From prehistoric times to the early twentieth century, the Cahuilla Indians were the sole inhabitants of the Coachella Valley. As a hunter-gatherer society, the Cahuilla established a number of permanent and semipermanent settlements within the valley. Beginning in the early 1900s, settlers established travel routes throughout the area and built permanent settlements. Agriculture, housing developments, offhighway vehicle recreation, and the introduction of non-native, invasive plant species (especially Russian thistle and tamarisk) have resulted in the decline of sand dunes and blockage of natural sand transport corridors. Today, more than 200,000 people reside in the Coachella Valley, and more than 1 million others visit the area each year. By 2010, the number of permanent residents is expected to double. The continuing development of the Coachella Valley will have significant effects on the long-term sustainability of the ecosystem. Without a concerted effort to conserve the sand transport system, the remaining blowsand habitat will become increasingly fragmented and could even disappear within 50 to 100 years.
Coachella Valley fringe-toed lizard
USFWS photo
In 1982, the Endangered Species Act was amended to allow for the development and implementation of habitat conservation plans (HCPs). These plans are designed to reduce conflicts between conservation and economic growth by fostering creative partnerships that address the conservation needs of listed species and continued economic prosperity. Although rarely used until the early 1990s, the HCP process has proven to be an effective conservation tool. In 1991, the state of California initiated its own version, the Natural Community Conservation Planning (NCCP) program. This program is a voluntary, cooperative approach that fosters economic growth by allowing development in certain areas while preserving key habitats for the longterm survival of native species. It has been widely applauded by developers, landowners, planners, and others. The NCCP program’s primary goal is the protection of rare habitat types within a 6,000-square-mile (15,500-square kilometer) area that covers portions of five southern California counties: San Diego, Orange, Los Angeles, Riverside and San Bernardino. This approach marks a departure from the traditional project-by-project review of impacts on sensitive species toward a more comprehensive landscape-based effort to conserve species and their habitat.

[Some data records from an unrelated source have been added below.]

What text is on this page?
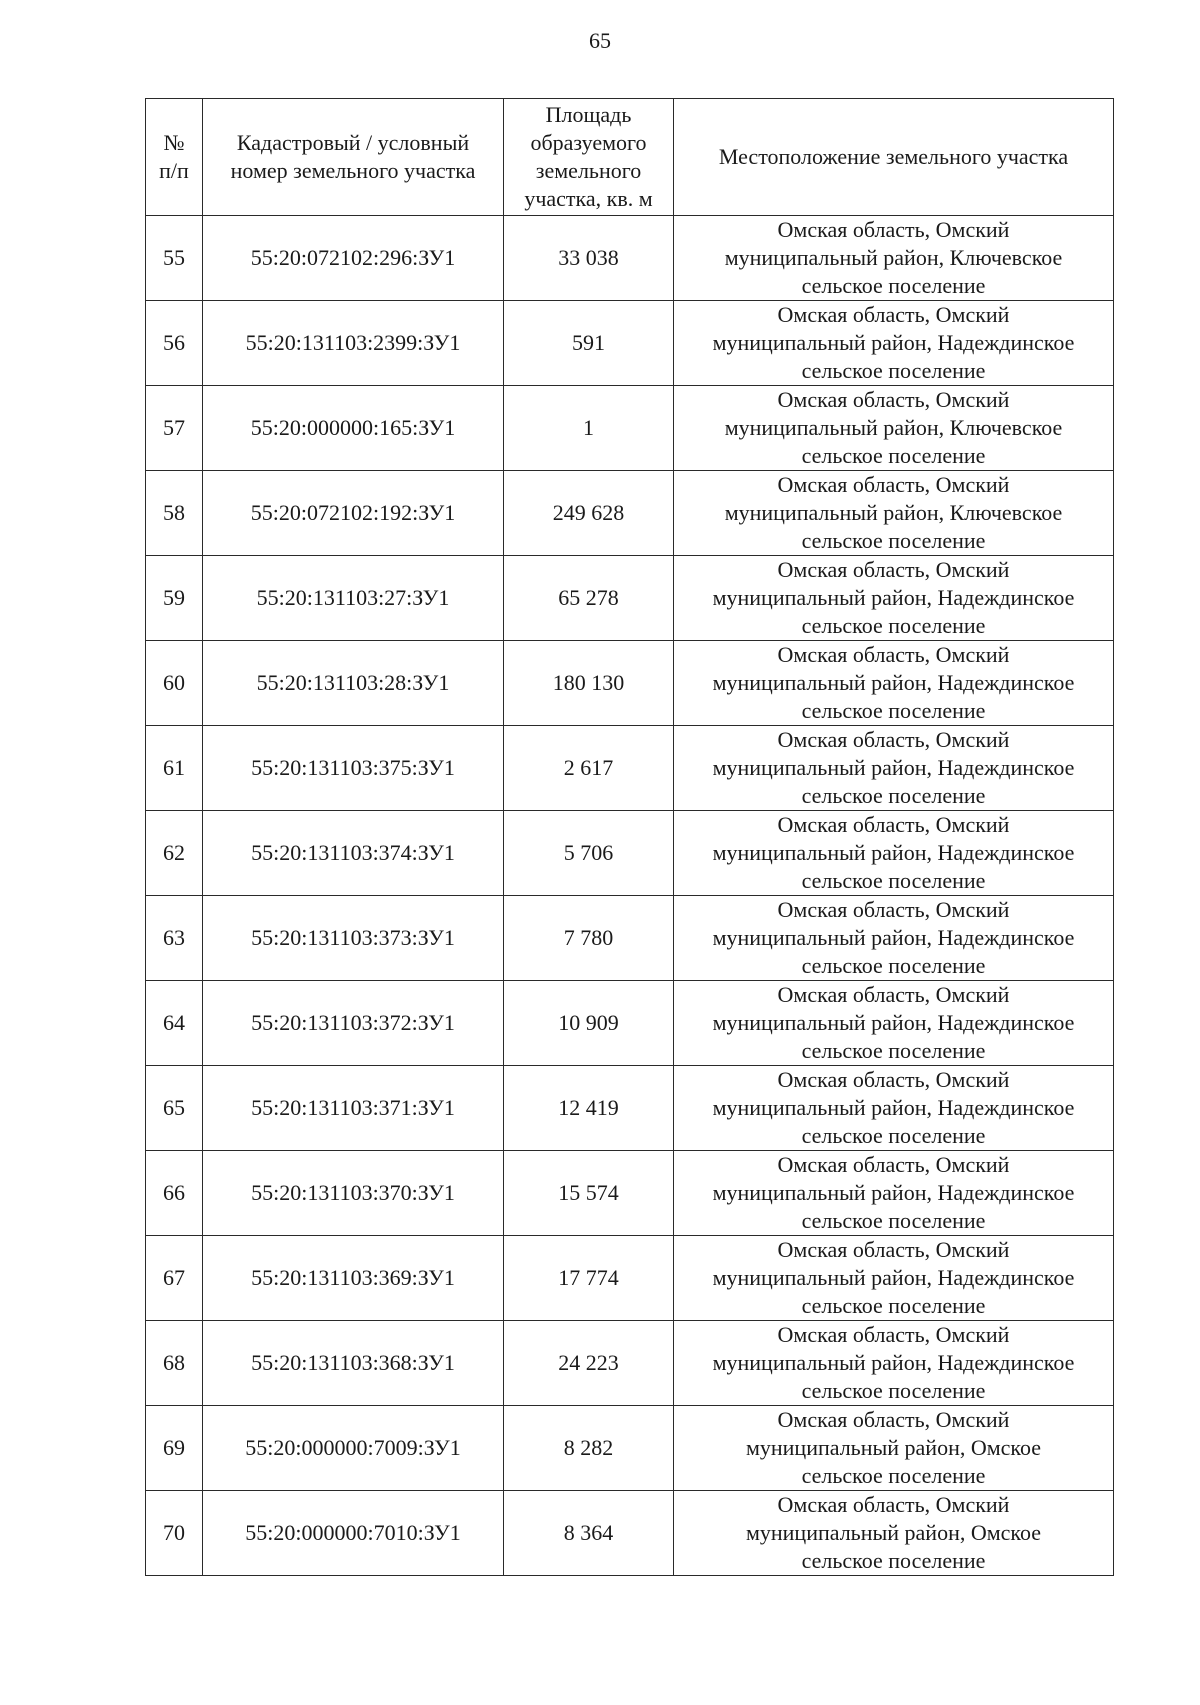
65
№ п/п	Кадастровый / условный номер земельного участка	Площадь образуемого земельного участка, кв. м	Местоположение земельного участка
55	55:20:072102:296:ЗУ1	33 038	Омская область, Омский
муниципальный район, Ключевское
сельское поселение

56	55:20:131103:2399:ЗУ1	591	Омская область, Омский
муниципальный район, Надеждинское
сельское поселение

57	55:20:000000:165:ЗУ1	1	Омская область, Омский
муниципальный район, Ключевское
сельское поселение

58	55:20:072102:192:ЗУ1	249 628	Омская область, Омский
муниципальный район, Ключевское
сельское поселение

59	55:20:131103:27:ЗУ1	65 278	Омская область, Омский
муниципальный район, Надеждинское
сельское поселение

60	55:20:131103:28:ЗУ1	180 130	Омская область, Омский
муниципальный район, Надеждинское
сельское поселение

61	55:20:131103:375:ЗУ1	2 617	Омская область, Омский
муниципальный район, Надеждинское
сельское поселение

62	55:20:131103:374:ЗУ1	5 706	Омская область, Омский
муниципальный район, Надеждинское
сельское поселение

63	55:20:131103:373:ЗУ1	7 780	Омская область, Омский
муниципальный район, Надеждинское
сельское поселение

64	55:20:131103:372:ЗУ1	10 909	Омская область, Омский
муниципальный район, Надеждинское
сельское поселение

65	55:20:131103:371:ЗУ1	12 419	Омская область, Омский
муниципальный район, Надеждинское
сельское поселение

66	55:20:131103:370:ЗУ1	15 574	Омская область, Омский
муниципальный район, Надеждинское
сельское поселение

67	55:20:131103:369:ЗУ1	17 774	Омская область, Омский
муниципальный район, Надеждинское
сельское поселение

68	55:20:131103:368:ЗУ1	24 223	Омская область, Омский
муниципальный район, Надеждинское
сельское поселение

69	55:20:000000:7009:ЗУ1	8 282	Омская область, Омский
муниципальный район, Омское
сельское поселение

70	55:20:000000:7010:ЗУ1	8 364	Омская область, Омский
муниципальный район, Омское
сельское поселение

One of several large-scale HCPs underway within the southern California NCCP planning area is the Coachella Valley Multiple Species Habitat Conservation Plan (MSHCP). This plan is being developed through a collaboration among government agencies and partners in the private, public, and nonprofit sectors, including the County of Riverside, nine cities, the Coachella Valley Association of Governments, California Department of Fish and Game, U.S. Forest Service, National Park Service, Bureau of Land Management, and Fish and Wildlife Service. This groundbreaking HCP will promote the protection of desert ecosystems on approximately 1.3 million acres (0.5 million hectares) in Riverside County.Initiated in 1993, the Coachella Valley MSHCP aims to preserve biodiversity by focusing on the needs of entire ecosystems, including their range of inhabitants, rather than on individual species. The goal of the plan is to conserve natural desert communities before their native species have declined to the point that protection under the federal and/or state endangered species acts is necessary. The plan would provide for the creation of a preserve system that protects sensitive desert habitat types such as riparian and desert dry wash woodland, blowsand habitat, mesquite hummocks, palm oases, and a mosaic of other native vegetation communities. The preserve system would provide for the long-term biological needs of 30 species, including the endangered peninsular bighorn sheep (Ovis canadensis), desert slender salamander (Batrachoseps aridus), least Bell’s vireo (Vireo bellii pusillus), southwestern arroyo toad (Bufo microscaphus californicus), and other listed and sensitive plants and animals.
Participating federal, state, and local agencies will cooperate in implementing the conservation strategies outlined in the plan once it is adopted. Large-scale, long-term cooperative efforts such as the Coachella Valley MSHCP will become more important as human populations in and around the Coachella Valley increase.
Shawnetta Grandberry is an Information and Education Specialist with the Service’s Carlsbad, California, Office.